Dalam pertemuan tersebut, kedua pimpinan institusi menegaskan pentingnya menjaga komunikasi, koordinasi, dan kolaborasi yang berkesinambungan guna memastikan setiap proses penegakan hukum berjalan sesuai aturan, menjunjung tinggi kepastian hukum, serta memberikan rasa keadilan bagi masyarakat.
Kapolres Maluku Tenggara AKBP Rian Suhendi menegaskan bahwa hubungan yang harmonis antara penyidik kepolisian dan jaksa penuntut umum merupakan faktor utama dalam mewujudkan sistem peradilan pidana terpadu (integrated criminal justice system).

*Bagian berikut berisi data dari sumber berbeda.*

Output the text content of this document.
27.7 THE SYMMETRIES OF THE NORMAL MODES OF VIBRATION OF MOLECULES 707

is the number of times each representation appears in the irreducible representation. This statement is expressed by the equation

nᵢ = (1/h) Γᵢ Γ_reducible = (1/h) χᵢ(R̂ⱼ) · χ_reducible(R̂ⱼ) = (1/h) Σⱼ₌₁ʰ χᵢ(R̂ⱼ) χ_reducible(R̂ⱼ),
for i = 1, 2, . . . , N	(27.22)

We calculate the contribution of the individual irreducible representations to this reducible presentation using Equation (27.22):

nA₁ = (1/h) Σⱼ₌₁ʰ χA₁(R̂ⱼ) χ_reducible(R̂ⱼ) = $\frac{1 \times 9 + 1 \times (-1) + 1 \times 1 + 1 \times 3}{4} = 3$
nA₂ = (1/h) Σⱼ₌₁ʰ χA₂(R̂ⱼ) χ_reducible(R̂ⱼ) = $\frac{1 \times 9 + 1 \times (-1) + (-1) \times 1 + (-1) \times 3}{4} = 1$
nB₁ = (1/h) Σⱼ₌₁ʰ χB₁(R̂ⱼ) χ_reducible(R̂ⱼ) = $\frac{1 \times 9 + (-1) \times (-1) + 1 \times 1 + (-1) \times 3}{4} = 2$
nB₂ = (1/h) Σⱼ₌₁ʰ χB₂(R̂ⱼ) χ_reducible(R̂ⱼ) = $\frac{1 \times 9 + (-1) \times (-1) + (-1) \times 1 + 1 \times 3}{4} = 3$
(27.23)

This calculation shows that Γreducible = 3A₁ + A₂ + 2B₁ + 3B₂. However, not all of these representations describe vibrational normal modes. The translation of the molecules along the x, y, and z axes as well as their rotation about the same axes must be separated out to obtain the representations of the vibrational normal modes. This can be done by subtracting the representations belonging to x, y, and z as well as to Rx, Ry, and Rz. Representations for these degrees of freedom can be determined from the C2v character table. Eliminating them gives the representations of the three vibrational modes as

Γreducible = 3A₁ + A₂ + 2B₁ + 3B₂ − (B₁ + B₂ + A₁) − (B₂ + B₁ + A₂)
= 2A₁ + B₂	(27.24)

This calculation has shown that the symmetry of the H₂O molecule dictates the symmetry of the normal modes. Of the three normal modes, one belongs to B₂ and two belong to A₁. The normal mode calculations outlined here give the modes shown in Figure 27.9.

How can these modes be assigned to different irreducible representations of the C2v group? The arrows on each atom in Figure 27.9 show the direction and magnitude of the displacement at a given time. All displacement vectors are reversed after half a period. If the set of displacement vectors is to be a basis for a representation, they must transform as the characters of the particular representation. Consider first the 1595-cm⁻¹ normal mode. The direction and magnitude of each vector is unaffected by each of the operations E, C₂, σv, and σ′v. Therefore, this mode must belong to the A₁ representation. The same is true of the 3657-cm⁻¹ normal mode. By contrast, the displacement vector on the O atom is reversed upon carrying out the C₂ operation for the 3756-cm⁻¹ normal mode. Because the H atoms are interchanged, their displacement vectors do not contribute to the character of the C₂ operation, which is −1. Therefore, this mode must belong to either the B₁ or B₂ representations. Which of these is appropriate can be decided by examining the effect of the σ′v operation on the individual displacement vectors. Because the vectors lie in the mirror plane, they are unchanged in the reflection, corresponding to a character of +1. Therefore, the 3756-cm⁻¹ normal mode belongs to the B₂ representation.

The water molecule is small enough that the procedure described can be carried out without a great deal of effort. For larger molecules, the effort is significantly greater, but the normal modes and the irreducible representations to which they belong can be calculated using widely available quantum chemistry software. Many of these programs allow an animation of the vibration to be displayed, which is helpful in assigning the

Menurutnya, sinergi yang baik akan mempercepat proses penyelesaian perkara sekaligus meningkatkan kualitas pelayanan hukum kepada masyarakat.
"Hubungan yang harmonis antara penyidik kepolisian dan jaksa penuntut umum merupakan faktor penting dalam mewujudkan sistem peradilan pidana yang terpadu serta menjadikan proses penegakan hukum semakin profesional," ujar Kapolres.
Ia juga menambahkan bahwa kerja sama yang kuat antaraparat penegak hukum tidak hanya berdampak pada kelancaran penanganan perkara, tetapi juga memiliki peran strategis dalam menjaga stabilitas keamanan dan ketertiban masyarakat di Kabupaten Maluku Tenggara.
"Sinergi yang kuat antara lembaga penegak hukum tidak hanya memperlancar penanganan perkara, tetapi juga menjadi fondasi penting dalam menjaga situasi keamanan dan ketertiban masyarakat tetap kondusif di wilayah Kabupaten Maluku Tenggara," tegasnya.
Silaturahmi tersebut menjadi simbol semakin eratnya hubungan kelembagaan antara Polres Maluku Tenggara dan Kejaksaan Negeri Maluku Tenggara dalam menghadapi berbagai tantangan penegakan hukum yang semakin kompleks.
Dengan koordinasi yang solid, kedua institusi diharapkan mampu menghadirkan penegakan hukum yang berintegritas, berorientasi pada kepentingan masyarakat, serta memperkuat kepercayaan publik terhadap aparat penegak hukum.
Komitmen bersama ini sekaligus menunjukkan bahwa sinergitas antarinstansi merupakan kunci utama dalam menciptakan sistem hukum yang efektif, menjaga stabilitas daerah, serta mendukung pembangunan Kabupaten Maluku Tenggara yang aman, tertib, dan berkeadilan.